Here is clear support for those commentators who have made the observation that the performance of the FTSE 100 owes less to the performance of UK plc or the domestic economy, and more to global factors.

There is no doubt that China's ravenous hunger for raw materials has helped to drive the rise of the market's top-performing sectors: construction and materials is up by 214 per cent, while mining is up by 176 per cent.

Surprisingly, the oil sector has underperformed the market, albeit by a narrow margin. Even though crude prices have hovered at around $60 per barrel, the sector is up by 78 per cent.

More interesting, perhaps, has been the lacklustre performance of the pharmaceutical sector, conventionally viewed as a defensive play at times of high market volatility.
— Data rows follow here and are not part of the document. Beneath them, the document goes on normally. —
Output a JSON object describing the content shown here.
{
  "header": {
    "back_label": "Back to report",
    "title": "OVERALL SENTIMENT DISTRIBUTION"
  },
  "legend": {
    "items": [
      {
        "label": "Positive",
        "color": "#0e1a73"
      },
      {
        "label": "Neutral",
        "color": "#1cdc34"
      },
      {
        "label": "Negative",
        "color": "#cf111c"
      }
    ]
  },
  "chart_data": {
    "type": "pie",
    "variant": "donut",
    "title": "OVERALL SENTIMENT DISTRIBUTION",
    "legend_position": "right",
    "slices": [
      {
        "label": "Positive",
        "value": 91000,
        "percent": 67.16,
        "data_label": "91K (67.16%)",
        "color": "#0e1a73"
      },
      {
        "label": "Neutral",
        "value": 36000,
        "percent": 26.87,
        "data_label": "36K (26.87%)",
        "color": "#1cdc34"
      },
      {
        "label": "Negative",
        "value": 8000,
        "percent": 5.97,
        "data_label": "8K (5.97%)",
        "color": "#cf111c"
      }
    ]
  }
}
After food producers, pharmaceutical stocks - we hold Glaxosmithkline and Astrazeneca - have been the worst performers, at 59 per cent.

So what does this say about where the FTSE 100 index will go from here? Well, it plainly shows that global forces are driving the direction of the stock market, whether it is the investing community's attitude to risk, or the emerging Asian giants' appetite for raw materials. And, even if you could be sure what China's demand for steel was going to be in five years' time, this would clearly not help in determining whether the FTSE will be at 10,000 or 5,000 in 2011.

What is clearer is that we are closer to the end of the bull market than to its beginning. The latest UK rally has already outlasted the average bull-market run. Since the 1960s, only two periods of rising shares have lasted longer. We are also seeing activity more closely associated with the top of a market than its bottom, such as the burst of mergers and acquisitions in the past 12 months.

There is little point in making forecasts about market directions. Fund managers can add more value at the stock or fund level; by identifying companies with superior growth prospects or companies whose fundamental value has not yet been appreciated by the market, fund managers have a far better chance of producing good returns for their investors.

In any event, to ask where the FTSE 100 will be in five or 10 years' time is to ask the wrong question. What savers should ask is: why should I invest my money in the stock market? Past performance is, of course, no guide to future returns.

Yet the lesson of history is patent: equities remain the best source of returns for the saver who is willing to take the long-term view.

Chris Ralph is a portfolio manager and UK analyst at Fidelity International. Derek Pain is away.